After a strong, albeit brief, summer market rally, we once again we find ourselves in the midst of bear market with major indices right around their lows. Many of the concerns that plagued the market earlier this year remain, with war in Ukraine, persistently high inflation, interest rate increases and the ever-increasing likelihood of a recession. While none of these items brings comfort, there have been some improvements since June, which unfortunately don’t get much press, with fewer port delays, declining ocean freight costs and significant reductions in gas prices (over 25% lower since mid-June) as well as other commodities.
So what does all of this mean?
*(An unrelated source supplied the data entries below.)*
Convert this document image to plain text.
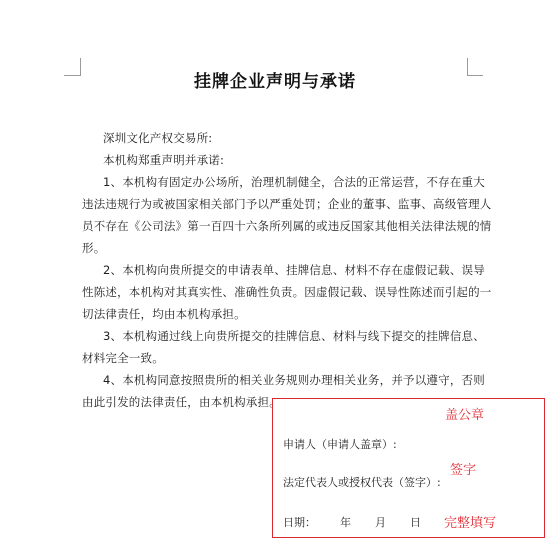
挂牌企业声明与承诺
深圳文化产权交易所:
本机构郑重声明并承诺:
1、本机构有固定办公场所，治理机制健全，合法的正常运营，不存在重大
违法违规行为或被国家相关部门予以严重处罚；企业的董事、监事、高级管理人
员不存在《公司法》第一百四十六条所列属的或违反国家其他相关法律法规的情
形。
2、本机构向贵所提交的申请表单、挂牌信息、材料不存在虚假记载、误导
性陈述，本机构对其真实性、准确性负责。因虚假记载、误导性陈述而引起的一
切法律责任，均由本机构承担。
3、本机构通过线上向贵所提交的挂牌信息、材料与线下提交的挂牌信息、
材料完全一致。
4、本机构同意按照贵所的相关业务规则办理相关业务，并予以遵守，否则
由此引发的法律责任，由本机构承担。
申请人（申请人盖章）:
法定代表人或授权代表（签字）:
日期： 年 月 日
盖公章
签字
完整填写
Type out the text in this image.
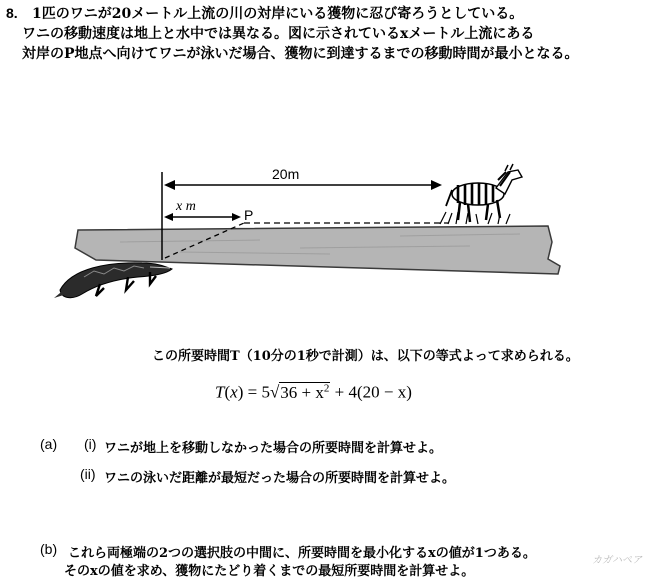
8. 1匹のワニが20メートル上流の川の対岸にいる獲物に忍び寄ろうとしている。
ワニの移動速度は地上と水中では異なる。図に示されているxメートル上流にある
対岸のP地点へ向けてワニが泳いだ場合、獲物に到達するまでの移動時間が最小となる。
20m
x m
P
この所要時間T（10分の1秒で計測）は、以下の等式よって求められる。
$T(x) = 5√36 + x^2 + 4(20 - x)$
(a) (i) ワニが地上を移動しなかった場合の所要時間を計算せよ。
(ii) ワニの泳いだ距離が最短だった場合の所要時間を計算せよ。
(b) これら両極端の2つの選択肢の中間に、所要時間を最小化するxの値が1つある。
そのxの値を求め、獲物にたどり着くまでの最短所要時間を計算せよ。
カガハペア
At the moment, it appears the main concern in the market is that the Federal Reserve (Fed) is going to go too far in their effort to rein in inflation. If this happens, many believe it could lead to a recession. While a recession sounds scary, the impact on individuals, families, corporations, and financial markets will depend on how deep the recession is, how long it lasts and how the Fed reacts among other things. Additionally, remember that financial markets are forward looking, meaning all available information is being used to price these risks in as quickly as possible.
Looking at recessions since WWII, we can get an understanding of how the market has performed during these times and how these risks have been priced in. If you focus on the column at the far right, you can see the performance during recession periods. Interestingly, and also somewhat hard to believe, the average performance during these recession periods is very close to zero (and the median is actually positive). While there is high variability in the data and every period was different, this goes to show that the market usually declines as it anticipates the event, and generally less so once the event has arrived. Lastly, it is worth noting that when the market finally reaches a bottom, the returns over the next-twelve-months (NTM) are particularly strong. And while no one can predict when that will be, using history as our guide, hopefully we can look forward to brighter days ahead.
We know these are not easy times, but we hope this gives you helpful information and a frame of reference for where we find ourselves today. As we’ve said in the past, while these are the times when it is most difficult to stay the course, focusing on your long-term plan and making sound decisions will give you the greatest chance for success.